Additionally, research is being conducted in the Project to create statistics about innocence people deprived of their liberty. At this time, a total of approximately 3,615 felony cases from 2001 to 2010 on direct appeal were evaluated. The purpose is to identify cases in which defendants made a pure claim of innocence.  A tacit or explicit claim of wrongful conviction were made in 66 cases. A preliminary conclusion suggests that, in 1.8% of the appeals in criminal cases a claim of wrongful conviction is made.

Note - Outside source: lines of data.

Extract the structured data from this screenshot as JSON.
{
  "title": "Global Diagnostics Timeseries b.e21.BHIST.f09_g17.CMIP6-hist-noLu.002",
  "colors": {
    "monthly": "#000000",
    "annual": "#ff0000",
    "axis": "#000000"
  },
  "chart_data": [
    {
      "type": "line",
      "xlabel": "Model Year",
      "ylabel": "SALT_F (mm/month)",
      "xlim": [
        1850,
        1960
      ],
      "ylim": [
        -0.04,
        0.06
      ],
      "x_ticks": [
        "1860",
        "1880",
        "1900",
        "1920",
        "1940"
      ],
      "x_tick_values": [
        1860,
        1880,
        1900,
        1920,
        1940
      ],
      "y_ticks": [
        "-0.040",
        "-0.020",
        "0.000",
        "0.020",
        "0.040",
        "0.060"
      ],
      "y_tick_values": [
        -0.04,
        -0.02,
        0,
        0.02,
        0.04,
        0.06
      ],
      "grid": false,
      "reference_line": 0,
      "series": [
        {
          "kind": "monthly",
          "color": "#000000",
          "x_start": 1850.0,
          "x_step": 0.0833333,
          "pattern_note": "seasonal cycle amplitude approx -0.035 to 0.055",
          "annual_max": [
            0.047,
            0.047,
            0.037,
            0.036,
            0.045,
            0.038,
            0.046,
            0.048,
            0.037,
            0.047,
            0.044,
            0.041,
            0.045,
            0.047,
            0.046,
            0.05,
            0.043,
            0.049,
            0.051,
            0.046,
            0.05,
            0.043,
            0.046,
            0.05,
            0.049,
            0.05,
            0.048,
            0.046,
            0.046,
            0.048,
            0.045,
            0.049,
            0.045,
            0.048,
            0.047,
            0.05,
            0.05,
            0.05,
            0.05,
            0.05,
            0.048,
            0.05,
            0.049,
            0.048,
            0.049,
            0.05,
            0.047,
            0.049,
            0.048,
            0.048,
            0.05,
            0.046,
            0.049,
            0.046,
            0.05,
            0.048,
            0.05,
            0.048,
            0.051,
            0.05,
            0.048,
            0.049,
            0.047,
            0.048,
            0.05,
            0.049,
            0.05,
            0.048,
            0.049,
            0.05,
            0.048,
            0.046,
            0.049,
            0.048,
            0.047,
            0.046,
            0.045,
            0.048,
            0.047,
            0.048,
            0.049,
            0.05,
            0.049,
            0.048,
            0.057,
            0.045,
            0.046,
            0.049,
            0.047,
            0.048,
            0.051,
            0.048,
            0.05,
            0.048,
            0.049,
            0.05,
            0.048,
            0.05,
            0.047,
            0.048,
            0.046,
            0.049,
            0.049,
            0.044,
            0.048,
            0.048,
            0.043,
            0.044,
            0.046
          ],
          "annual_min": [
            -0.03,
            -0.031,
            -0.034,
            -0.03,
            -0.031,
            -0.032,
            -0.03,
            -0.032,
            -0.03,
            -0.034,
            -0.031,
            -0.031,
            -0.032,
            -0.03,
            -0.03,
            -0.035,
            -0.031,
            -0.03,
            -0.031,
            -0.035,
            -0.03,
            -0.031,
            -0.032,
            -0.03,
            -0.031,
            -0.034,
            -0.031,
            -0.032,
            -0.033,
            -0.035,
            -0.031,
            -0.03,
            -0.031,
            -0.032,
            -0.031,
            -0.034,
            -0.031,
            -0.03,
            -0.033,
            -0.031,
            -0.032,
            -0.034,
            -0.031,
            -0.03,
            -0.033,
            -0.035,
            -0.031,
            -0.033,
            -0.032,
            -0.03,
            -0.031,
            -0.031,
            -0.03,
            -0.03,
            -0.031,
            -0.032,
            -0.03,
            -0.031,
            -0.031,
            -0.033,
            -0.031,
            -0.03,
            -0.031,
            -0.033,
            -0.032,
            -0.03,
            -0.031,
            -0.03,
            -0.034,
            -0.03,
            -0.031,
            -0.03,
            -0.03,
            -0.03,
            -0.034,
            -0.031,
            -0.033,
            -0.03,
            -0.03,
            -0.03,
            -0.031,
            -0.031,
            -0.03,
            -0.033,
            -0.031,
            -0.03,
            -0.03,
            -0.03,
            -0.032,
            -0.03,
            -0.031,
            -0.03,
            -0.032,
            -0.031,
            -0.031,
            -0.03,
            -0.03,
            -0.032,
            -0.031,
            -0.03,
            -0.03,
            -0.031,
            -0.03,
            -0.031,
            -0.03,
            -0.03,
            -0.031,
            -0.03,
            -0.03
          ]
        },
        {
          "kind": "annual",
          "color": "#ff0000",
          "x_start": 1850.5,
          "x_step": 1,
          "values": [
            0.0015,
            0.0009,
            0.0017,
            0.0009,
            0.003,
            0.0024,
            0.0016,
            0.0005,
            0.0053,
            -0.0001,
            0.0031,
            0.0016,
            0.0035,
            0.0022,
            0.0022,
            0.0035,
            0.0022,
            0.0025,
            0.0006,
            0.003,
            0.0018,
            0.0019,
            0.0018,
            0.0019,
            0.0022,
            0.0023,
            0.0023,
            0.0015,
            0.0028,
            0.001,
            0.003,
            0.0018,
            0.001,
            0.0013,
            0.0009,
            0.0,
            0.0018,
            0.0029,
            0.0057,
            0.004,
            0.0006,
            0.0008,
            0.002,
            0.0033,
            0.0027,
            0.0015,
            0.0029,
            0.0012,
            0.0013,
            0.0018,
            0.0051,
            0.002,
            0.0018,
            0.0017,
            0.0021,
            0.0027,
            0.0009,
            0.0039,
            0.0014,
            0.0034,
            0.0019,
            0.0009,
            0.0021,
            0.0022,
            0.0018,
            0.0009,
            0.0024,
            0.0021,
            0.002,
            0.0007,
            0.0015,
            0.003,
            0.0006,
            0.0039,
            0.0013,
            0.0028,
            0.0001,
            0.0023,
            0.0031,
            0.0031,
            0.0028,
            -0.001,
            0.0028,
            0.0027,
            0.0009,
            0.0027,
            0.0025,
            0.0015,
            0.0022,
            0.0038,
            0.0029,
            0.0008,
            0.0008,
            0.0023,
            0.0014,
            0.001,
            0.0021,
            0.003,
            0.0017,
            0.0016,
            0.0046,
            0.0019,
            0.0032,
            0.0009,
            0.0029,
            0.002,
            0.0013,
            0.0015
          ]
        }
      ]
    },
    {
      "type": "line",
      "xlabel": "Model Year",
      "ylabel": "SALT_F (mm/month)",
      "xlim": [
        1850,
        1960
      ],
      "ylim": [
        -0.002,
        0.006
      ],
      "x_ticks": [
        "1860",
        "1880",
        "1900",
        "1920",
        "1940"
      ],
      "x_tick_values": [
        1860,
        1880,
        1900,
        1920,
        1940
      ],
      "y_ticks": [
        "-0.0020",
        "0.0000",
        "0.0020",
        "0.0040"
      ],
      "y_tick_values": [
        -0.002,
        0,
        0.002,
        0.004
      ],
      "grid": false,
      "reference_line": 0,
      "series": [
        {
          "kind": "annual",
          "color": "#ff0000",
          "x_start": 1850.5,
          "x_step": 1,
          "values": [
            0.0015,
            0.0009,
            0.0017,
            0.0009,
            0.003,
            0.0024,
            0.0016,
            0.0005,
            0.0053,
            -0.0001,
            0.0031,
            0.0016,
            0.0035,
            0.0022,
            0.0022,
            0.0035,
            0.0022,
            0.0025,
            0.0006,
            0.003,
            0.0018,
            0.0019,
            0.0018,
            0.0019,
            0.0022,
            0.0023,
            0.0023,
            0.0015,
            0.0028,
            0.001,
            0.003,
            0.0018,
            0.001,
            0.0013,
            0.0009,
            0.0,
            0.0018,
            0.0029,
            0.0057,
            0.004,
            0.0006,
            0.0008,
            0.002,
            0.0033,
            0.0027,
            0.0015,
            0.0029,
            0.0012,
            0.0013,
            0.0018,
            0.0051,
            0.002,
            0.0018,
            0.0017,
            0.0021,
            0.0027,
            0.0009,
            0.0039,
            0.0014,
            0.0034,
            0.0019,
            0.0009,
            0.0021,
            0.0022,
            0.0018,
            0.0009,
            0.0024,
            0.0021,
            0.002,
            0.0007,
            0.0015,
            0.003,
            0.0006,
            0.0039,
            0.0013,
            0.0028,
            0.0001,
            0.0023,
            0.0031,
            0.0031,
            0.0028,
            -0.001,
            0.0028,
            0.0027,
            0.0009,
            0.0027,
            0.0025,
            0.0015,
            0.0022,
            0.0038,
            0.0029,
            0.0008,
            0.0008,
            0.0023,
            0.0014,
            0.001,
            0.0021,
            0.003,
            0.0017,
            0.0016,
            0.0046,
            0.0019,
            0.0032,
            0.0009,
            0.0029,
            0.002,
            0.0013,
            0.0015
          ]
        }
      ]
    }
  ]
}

If said percentage is translated to the correctional population serving sentences for felony cases, which amounts to approximately 6,706 prisoners, it is reasonable to conclude that there may be approximately 120 cases of wrongful convictions.

The American Community Survey of the Census Bureau, classified in 2020 44.9 % of our territory as a “high poverty area”. [1] These statistics are reflected in our carceral system where approximately 7,000 people are deprived of their liberty According to the Vice President of Puerto Rico’s Public Defender’s Office Union (UISAL),[2] at least 50 % of the criminal cases on the island are processed by this Non-Governmental Organization. This implies that half of the population in Puerto Rico’s carceral system are indigents and consequently, cannot afford a lawyer in the post-conviction process.

In this context, the strengthening of programs like the DNA Postconviction Project of the University of Puerto Rico, are vital to facilitate real access to justice for falsely convicted human beings in Puerto Rico. Taking into consideration, the developing of the Project during the past two years, it is prudent to say that in the next two years, at least, 60 cases can be investigated.